Nie bylibyśmy jednak sobą, gdybyśmy nie namawiali Was do odrobiny szaleństwa, czyli wyjścia poza utarte schematy i złamania przedstawionej wyżej zasady. Czasem trzeba sprzeciwić się przyjętym konwencjom i porzucić bezpieczną strefę komfortu. Tylko w ten sposób uda się stworzyć nową jakość, coś oryginalnego i niepowtarzalnego. Co powiecie na następujący „duet”: tapeta w kratę i dekoracje z florystycznym albo pasiastym deseniem? Naszym zdaniem, brzmi świetnie. Powstaje pytanie: jak je ze sobą „pogodzić” i nie popełnić przy tym designerskiego błędu? Czym kierować się przy dobieraniu poszczególnych ozdób i dodatków? Ciekawym „ogniwem” spajającym aranżację w harmonijną całość może być na przykład kolor, jedna dominująca barwa „powtarzająca się” w pozostałych elementach wystroju. Istnieje też inne rozwiązanie – ta sama tapeta, kratka w identycznych rozmiarach, lecz różnych odcieniach. Przedstawiony „trik” przydaje się w sytuacji, gdy chcemy wydzielić strefy w pomieszczeniu, na przykład połączyć sypialnię rodziców z miejscem odpoczynku dla nowo narodzonego członka rodziny.

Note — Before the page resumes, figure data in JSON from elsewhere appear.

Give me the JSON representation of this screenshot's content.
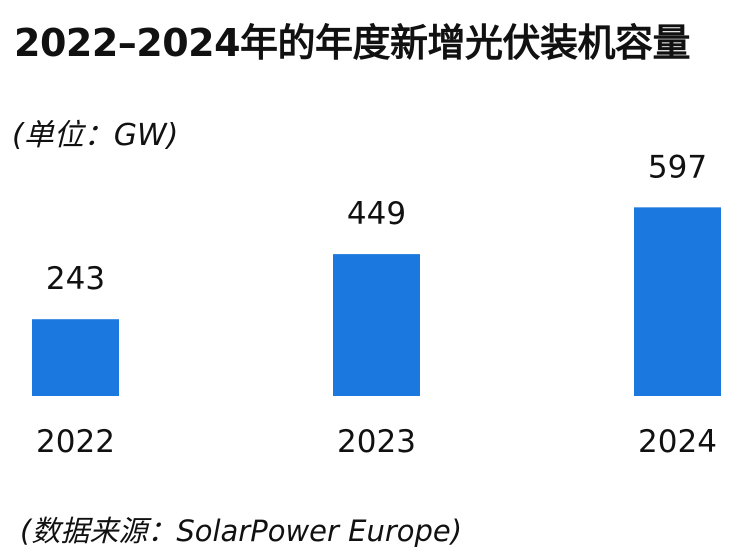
{
  "title": "2022–2024年的年度新增光伏装机容量",
  "unit_label": "(单位：GW)",
  "source_label": "(数据来源：SolarPower Europe)",
  "colors": {
    "bar": "#1a78df",
    "text": "#111111"
  },
  "chart_data": {
    "type": "bar",
    "title": "2022–2024年的年度新增光伏装机容量",
    "categories": [
      "2022",
      "2023",
      "2024"
    ],
    "values": [
      243,
      449,
      597
    ],
    "ylabel": "(单位：GW)",
    "xlabel": "",
    "ylim": [
      0,
      700
    ],
    "grid": false,
    "legend": "none",
    "data_labels": true
  }
}
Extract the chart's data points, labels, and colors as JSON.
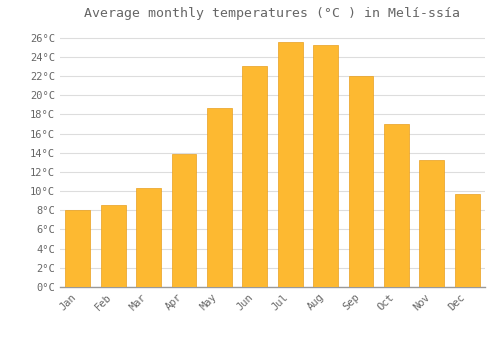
{
  "title": "Average monthly temperatures (°C ) in Melí­ssía",
  "months": [
    "Jan",
    "Feb",
    "Mar",
    "Apr",
    "May",
    "Jun",
    "Jul",
    "Aug",
    "Sep",
    "Oct",
    "Nov",
    "Dec"
  ],
  "values": [
    8.0,
    8.5,
    10.3,
    13.9,
    18.7,
    23.0,
    25.5,
    25.2,
    22.0,
    17.0,
    13.2,
    9.7
  ],
  "bar_color": "#FDB931",
  "bar_edge_color": "#E8A020",
  "background_color": "#FFFFFF",
  "grid_color": "#DDDDDD",
  "text_color": "#666666",
  "ylim": [
    0,
    27
  ],
  "yticks": [
    0,
    2,
    4,
    6,
    8,
    10,
    12,
    14,
    16,
    18,
    20,
    22,
    24,
    26
  ],
  "title_fontsize": 9.5,
  "tick_fontsize": 7.5
}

Opisywany wzór doczekał się na przestrzeni lat wielu różnych odmian. Mamy:
Tartan, czyli szkocką kratę – deseń tworzą symetrycznie rozłożone barwne paski (najczęściej czerwone, zielone i białe, niekiedy również granatowe) krzyżujące się pod kątem prostym. Motyw ten świetnie sprawdzi się w stylu angielskim.
Pepitkę – niepozorny, drobny, powykrzywiany wzór znakomicie odnajdzie się w stylu nowoczesnym. Minimalistyczna tapeta, krata – szara lub czarna z elementami bieli - będzie doskonałym „tłem” dla monochromatycznych grafik i zdjęć.
Kratkę angielską (burberry) – symbol nieprzemijającej elegancji. Dodaje wnętrzom szyku, a jednocześnie je ociepla. Wspaniale dopełni rustykalną estetykę.
Kratkę gingham (vichy) – występuje w kilku wariantach kolorystycznych. Jest prosta, stonowana, ale uwaga: stosowana w nadmiarze zdominuje przestrzeń. Pasuje do aranżacji retro inspirowanych Francją.
Warto zwrócić uwagę na fakt, iż tapeta w kratkę to dekoracja dość uniwersalna. Można ją wykorzystać przy urządzaniu różnego rodzaju pomieszczeń – od korytarza poczynając, a na pokoju dziecięcym kończąc. Liczy się umiar i wybór odpowiednich kolorów.